J'ai été intéressé par son témoignage sur le plan humain, car je me trouve bien des points communs comme elle j'ai grandi dans les années 1970 avec une propension certaine à la religiosité dans l'Eglise chrétienne (elle dans l'anglicanisme, moi dans le catholicisme). Comme elle j'adorais chanter, et comme elle je suis "tombé" à l'adolescence dans la vague de pop music qui a submergé l'Europe à ce moment-là. Evidemment il faut se défier des points communs que l'on peut avoir avec les gens. S'ils sont utiles pour nouer un dialogue, ils peuvent ensuite masquer des différences qui vouent le dialogue à l'échec. Or, à n'en pas douter, quand je vois cette dame canaliser des divinités et des morts, étaler des cartes de tarot sur une table, se vaporiser de je ne sais quel spray "magique", je me dis qu'un fossé nous sépare et je serais surtout enclin à prier pour son âme. D'ailleurs j'observe que son "guide" la fourvoie totalement quand dans une de ses vidéos elle dit que Michael Jackson dans les années 1980 dégageait une énergie "positive"- c'est oublier qu'en 1984 quand il travaillait avec Paul McCartney il avait enfilé la tenue du Sgt Pepper à la cérémonie des Grammy Awards en référence à la couverture de l'album des Beatles sur lequel se trouvait le portrait du mage sataniste Aleister Crowley. Qu'est-ce que cela peut bien avoir de "positif" ?
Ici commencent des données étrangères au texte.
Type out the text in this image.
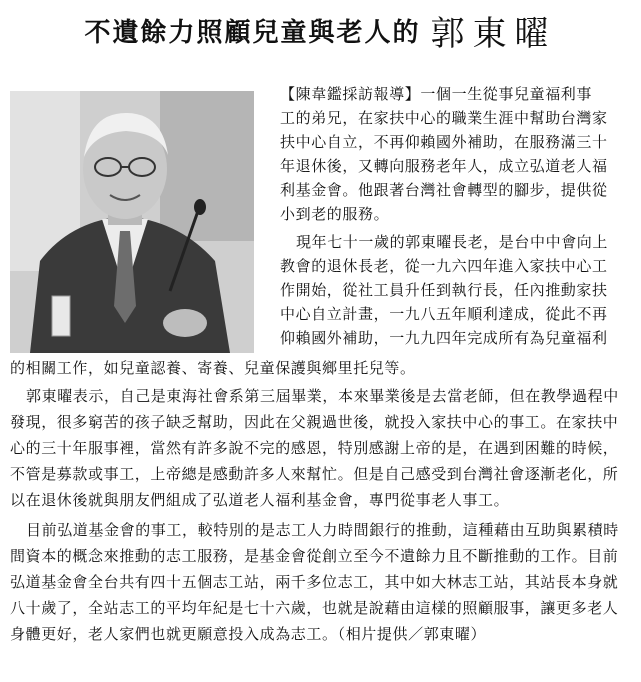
不遺餘力照顧兒童與老人的 郭東曜
【陳韋鑑採訪報導】一個一生從事兒童福利事
工的弟兄，在家扶中心的職業生涯中幫助台灣家
扶中心自立，不再仰賴國外補助，在服務滿三十
年退休後，又轉向服務老年人，成立弘道老人福
利基金會。他跟著台灣社會轉型的腳步，提供從
小到老的服務。
現年七十一歲的郭東曜長老，是台中中會向上
教會的退休長老，從一九六四年進入家扶中心工
作開始，從社工員升任到執行長，任內推動家扶
中心自立計畫，一九八五年順利達成，從此不再
仰賴國外補助，一九九四年完成所有為兒童福利
的相關工作，如兒童認養、寄養、兒童保護與鄉里托兒等。
郭東曜表示，自己是東海社會系第三屆畢業，本來畢業後是去當老師，但在教學過程中
發現，很多窮苦的孩子缺乏幫助，因此在父親過世後，就投入家扶中心的事工。在家扶中
心的三十年服事裡，當然有許多說不完的感恩，特別感謝上帝的是，在遇到困難的時候，
不管是募款或事工，上帝總是感動許多人來幫忙。但是自己感受到台灣社會逐漸老化，所
以在退休後就與朋友們組成了弘道老人福利基金會，專門從事老人事工。
目前弘道基金會的事工，較特別的是志工人力時間銀行的推動，這種藉由互助與累積時
間資本的概念來推動的志工服務，是基金會從創立至今不遺餘力且不斷推動的工作。目前
弘道基金會全台共有四十五個志工站，兩千多位志工，其中如大林志工站，其站長本身就
八十歲了，全站志工的平均年紀是七十六歲，也就是說藉由這樣的照顧服事，讓更多老人
身體更好，老人家們也就更願意投入成為志工。（相片提供／郭東曜）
Ce point montre à lui seul à quel point elle est dans les Ténèbres. Il n'empêche que son témoignage sur ses expériences dans l'Eglise anglicane et celles de sa mère dans les milieux évangéliques méritait d'être entendu et posait des questions importantes. En quoi cela est-il si mal, demandait-elle notamment, d'aider des gens qui vivent des situations horribles ? C'était un point important. Certains médiums (pas tous) secourent des gens qui sont dans une misère terrible. Je repense à cette médium qui se disait chrétienne (elle travaillait avec de l'eau de Saint Benoît) qui avait aidé une femme violée qui restait poursuivie par son violeur - elle était parvenue à rompre le lien de persécution. Beaucoup de prédicateurs fondamentalistes qui affichent leur petit plaisir à tourner les pages de la Bible sur Internet et à menacer les gens des flammes de l'enfer ne seraient pas capables de donner un dixième de l'amour dont des occultistes sont capables. Même si du point de vue biblique cet amour est sans doute trompeur et représente un cadeau empoisonné, la faible capacité de beaucoup de fondamentalistes à entendre et secourir pose vraiment problème, me semble-t-il. L'autre problème que soulève cette occultiste est celui - récurrent - des entités intermédiaires. On ne peut pratiquement jamais toucher Dieu lui-même, dit-elle dans sa vidéo sur Doreen Virtue, et donc il faut passer par l'intermédiaire d'anges... (Elle-même se dit guidée par un archange du livre d'Hénoch). Et donc il est criminel de dire au gens de s'adresser directement à Dieu par Jésus-Christ comme le font les fondamentalistes évangéliques. C'est un argument que j'ai entendu souvent dans la bouche de médiums que j'ai interrogés pour mon livre. Je crois que le père Jean-Marie Verlinde se la pose aussi dans un de ses livres ou une de ses vidéos.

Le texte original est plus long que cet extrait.